Referral and Multi-Professional Coordination
This case requires urgent multi-professional action — not a routine review request:
- ●Urgent contact with the Community Learning Disability Team (CLDT) or prescribing psychiatrist: Same-day telephone call to report the adverse drug reaction, request formal medication review, and agree a safe tapering plan. A written referral or letter is insufficient — this requires same-day verbal handover.
- ●Community Learning Disability Nurse: Can coordinate a PBS assessment, sensory environment review, and carer support.
- ●CLDT pharmacist or prescribing doctor: To supervise safe Risperidone tapering — abrupt cessation of an antipsychotic can cause rebound symptoms and should be managed with a structured reduction plan.
- ●Reasonable adjustments: Any face-to-face assessment must come to Thomas (home visit or video consultation) — not the reverse.
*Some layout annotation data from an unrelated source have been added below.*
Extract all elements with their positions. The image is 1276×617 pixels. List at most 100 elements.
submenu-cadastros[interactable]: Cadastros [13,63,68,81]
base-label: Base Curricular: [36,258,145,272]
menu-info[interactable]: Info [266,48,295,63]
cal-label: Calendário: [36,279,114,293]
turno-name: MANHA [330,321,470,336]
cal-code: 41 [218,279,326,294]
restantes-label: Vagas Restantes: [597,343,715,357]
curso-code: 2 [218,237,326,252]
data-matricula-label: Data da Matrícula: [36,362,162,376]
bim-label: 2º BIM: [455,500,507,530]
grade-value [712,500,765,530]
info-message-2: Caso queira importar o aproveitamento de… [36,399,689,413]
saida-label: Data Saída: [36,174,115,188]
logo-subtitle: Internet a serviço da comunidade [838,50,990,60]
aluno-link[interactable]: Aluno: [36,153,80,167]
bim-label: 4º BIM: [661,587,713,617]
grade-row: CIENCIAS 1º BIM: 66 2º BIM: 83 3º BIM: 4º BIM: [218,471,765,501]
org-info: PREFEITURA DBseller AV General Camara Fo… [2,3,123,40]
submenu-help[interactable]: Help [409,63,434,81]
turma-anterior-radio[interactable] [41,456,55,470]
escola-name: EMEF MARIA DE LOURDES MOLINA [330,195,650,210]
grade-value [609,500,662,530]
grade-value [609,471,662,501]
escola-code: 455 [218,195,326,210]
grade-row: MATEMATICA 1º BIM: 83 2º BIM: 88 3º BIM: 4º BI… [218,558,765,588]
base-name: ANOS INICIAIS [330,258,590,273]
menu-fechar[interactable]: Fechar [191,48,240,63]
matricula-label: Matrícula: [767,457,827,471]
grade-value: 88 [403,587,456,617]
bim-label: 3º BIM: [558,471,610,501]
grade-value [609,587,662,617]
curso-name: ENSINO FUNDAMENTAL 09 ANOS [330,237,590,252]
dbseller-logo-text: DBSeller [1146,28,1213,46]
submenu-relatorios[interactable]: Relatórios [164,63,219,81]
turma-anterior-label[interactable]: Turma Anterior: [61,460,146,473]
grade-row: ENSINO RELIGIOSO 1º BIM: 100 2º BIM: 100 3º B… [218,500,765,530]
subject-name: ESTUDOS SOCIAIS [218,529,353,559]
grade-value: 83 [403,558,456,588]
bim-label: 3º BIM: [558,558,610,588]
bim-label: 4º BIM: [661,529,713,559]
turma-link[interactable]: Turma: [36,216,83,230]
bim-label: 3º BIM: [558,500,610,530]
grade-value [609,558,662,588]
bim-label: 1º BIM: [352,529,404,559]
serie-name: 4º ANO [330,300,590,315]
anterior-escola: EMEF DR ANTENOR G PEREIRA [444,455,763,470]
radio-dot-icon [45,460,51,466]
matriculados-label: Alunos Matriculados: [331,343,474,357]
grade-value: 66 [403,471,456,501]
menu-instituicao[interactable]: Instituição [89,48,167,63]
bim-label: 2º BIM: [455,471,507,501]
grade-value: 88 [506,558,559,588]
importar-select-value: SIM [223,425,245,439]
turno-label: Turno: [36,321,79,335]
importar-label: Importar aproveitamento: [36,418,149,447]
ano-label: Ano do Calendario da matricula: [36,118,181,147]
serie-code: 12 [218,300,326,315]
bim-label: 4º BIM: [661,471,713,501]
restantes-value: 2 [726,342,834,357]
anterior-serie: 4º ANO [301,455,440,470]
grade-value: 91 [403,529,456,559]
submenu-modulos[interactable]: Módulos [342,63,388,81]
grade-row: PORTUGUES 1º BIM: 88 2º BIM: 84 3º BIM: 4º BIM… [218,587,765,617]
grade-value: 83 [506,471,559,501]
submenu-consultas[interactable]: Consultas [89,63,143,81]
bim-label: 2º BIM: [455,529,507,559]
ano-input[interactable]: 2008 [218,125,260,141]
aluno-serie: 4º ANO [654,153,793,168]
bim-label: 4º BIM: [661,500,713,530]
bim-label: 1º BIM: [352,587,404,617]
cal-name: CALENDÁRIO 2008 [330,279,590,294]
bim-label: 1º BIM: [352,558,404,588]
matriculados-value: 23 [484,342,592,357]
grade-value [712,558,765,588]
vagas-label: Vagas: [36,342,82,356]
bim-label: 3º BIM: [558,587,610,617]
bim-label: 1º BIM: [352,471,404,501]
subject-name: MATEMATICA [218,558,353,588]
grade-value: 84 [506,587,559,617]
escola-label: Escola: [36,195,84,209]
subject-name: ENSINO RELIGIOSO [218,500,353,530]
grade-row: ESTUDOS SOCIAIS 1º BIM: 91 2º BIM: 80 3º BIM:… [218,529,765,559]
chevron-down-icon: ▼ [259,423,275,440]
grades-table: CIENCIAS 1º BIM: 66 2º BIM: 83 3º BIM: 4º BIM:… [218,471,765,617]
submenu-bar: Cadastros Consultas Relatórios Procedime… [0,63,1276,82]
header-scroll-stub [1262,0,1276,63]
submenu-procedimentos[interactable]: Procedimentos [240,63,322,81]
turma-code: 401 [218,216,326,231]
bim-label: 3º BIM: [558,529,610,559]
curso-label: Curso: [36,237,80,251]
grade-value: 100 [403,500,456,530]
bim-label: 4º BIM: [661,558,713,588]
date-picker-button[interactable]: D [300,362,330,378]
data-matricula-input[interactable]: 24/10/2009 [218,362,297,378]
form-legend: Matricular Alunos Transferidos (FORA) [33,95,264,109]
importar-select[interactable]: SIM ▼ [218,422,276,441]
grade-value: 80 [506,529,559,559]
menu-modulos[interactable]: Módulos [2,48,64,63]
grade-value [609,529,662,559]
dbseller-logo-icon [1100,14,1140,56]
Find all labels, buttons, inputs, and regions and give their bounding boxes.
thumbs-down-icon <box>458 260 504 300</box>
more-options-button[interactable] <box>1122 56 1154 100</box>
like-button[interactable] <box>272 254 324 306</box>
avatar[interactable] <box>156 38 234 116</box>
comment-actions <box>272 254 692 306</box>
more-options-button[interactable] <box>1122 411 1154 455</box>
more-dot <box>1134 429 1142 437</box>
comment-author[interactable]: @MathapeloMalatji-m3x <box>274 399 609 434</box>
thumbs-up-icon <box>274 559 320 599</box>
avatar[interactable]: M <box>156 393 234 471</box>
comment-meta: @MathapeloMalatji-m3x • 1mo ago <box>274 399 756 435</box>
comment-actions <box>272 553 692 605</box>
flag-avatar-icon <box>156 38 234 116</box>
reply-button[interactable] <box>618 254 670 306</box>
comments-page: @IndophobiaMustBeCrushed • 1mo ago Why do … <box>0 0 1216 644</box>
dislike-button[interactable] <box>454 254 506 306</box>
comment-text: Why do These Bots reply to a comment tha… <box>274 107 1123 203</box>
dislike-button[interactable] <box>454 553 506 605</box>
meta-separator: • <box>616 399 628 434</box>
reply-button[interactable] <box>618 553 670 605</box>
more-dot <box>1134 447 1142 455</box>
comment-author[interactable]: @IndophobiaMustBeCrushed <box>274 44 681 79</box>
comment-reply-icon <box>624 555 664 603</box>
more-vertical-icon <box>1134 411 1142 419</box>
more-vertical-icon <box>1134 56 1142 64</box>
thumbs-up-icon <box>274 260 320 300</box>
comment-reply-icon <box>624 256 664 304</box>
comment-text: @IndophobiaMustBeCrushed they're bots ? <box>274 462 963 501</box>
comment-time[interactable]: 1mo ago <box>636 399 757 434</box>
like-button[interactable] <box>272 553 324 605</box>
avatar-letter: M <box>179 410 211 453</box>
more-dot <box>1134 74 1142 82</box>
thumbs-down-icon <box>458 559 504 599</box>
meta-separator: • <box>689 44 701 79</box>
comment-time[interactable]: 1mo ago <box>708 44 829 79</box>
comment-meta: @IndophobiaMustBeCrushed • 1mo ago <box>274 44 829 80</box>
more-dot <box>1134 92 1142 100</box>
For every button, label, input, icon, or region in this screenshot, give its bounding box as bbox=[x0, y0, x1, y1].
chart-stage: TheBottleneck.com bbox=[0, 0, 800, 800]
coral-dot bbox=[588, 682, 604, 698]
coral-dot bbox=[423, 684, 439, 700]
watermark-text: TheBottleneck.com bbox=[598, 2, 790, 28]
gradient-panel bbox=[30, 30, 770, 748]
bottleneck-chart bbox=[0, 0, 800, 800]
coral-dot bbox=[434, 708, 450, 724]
Insisting on a surgery attendance for a severely autistic patient in acute distress is clinically inappropriate and a failure of reasonable adjustment under the Equality Act 2010.
Safety Netting — Specific Instructions for the Care Team
Safety netting must be delivered to Sarah in clear, relayable language for the night shift:
- ●Call 999 immediately if: Thomas develops a high temperature (above 38°C) with increasing muscle stiffness anywhere in his body (possible NMS); Thomas shows any sign of breathing difficulty, noisy breathing, or cannot swallow at all (possible laryngeal dystonia/airway compromise).
- ●Call the GP urgently if: The jaw clamping or neck twisting worsens or becomes continuous; Thomas cannot swallow fluids safely; he becomes more distressed or agitated despite withholding the Risperidone.
- ●Interim nursing care: Soft foods only; thickened fluids if spluttering; close observation; do not attempt to physically restrain dystonic movements; document temperature every 4 hours.
- ●Arrange a specific follow-up call (same day or following morning) — not an open-ended 'call if concerned'.
Common Candidate Mistakes in This Case
- ●Attributing the movements to epilepsy: The most common misdiagnosis. The clue is preserved consciousness, absence of post-ictal drowsiness, and a clear temporal link to the Risperidone dose increase. Always take a detailed medication history before attributing new neurological symptoms to a known condition.
- ●Increasing the antipsychotic for 'worsening agitation': Akathisia looks exactly like agitation. Increasing the dose of the causative drug in response to akathisia is a recognised, serious prescribing error — it worsens the reaction and escalates risk of NMS. This is the 'tragic loop' that the marking scheme explicitly flags.
- ●Failing to address the immediate medication decision: A candidate who acknowledges the diagnosis but defers all action to psychiatry — leaving Thomas on the current dose while awaiting a routine review — has not managed the acute harm. Withholding the causative dose is a GP-level decision that should not wait for specialist availability.
- ●Ignoring swallowing difficulty: Jaw clamping with drooling and spluttering is a potential airway safety issue (laryngeal dystonia). Prescribing oral Procyclidine without considering whether Thomas can safely swallow it, and without advising on dietary modification, is a significant clinical omission.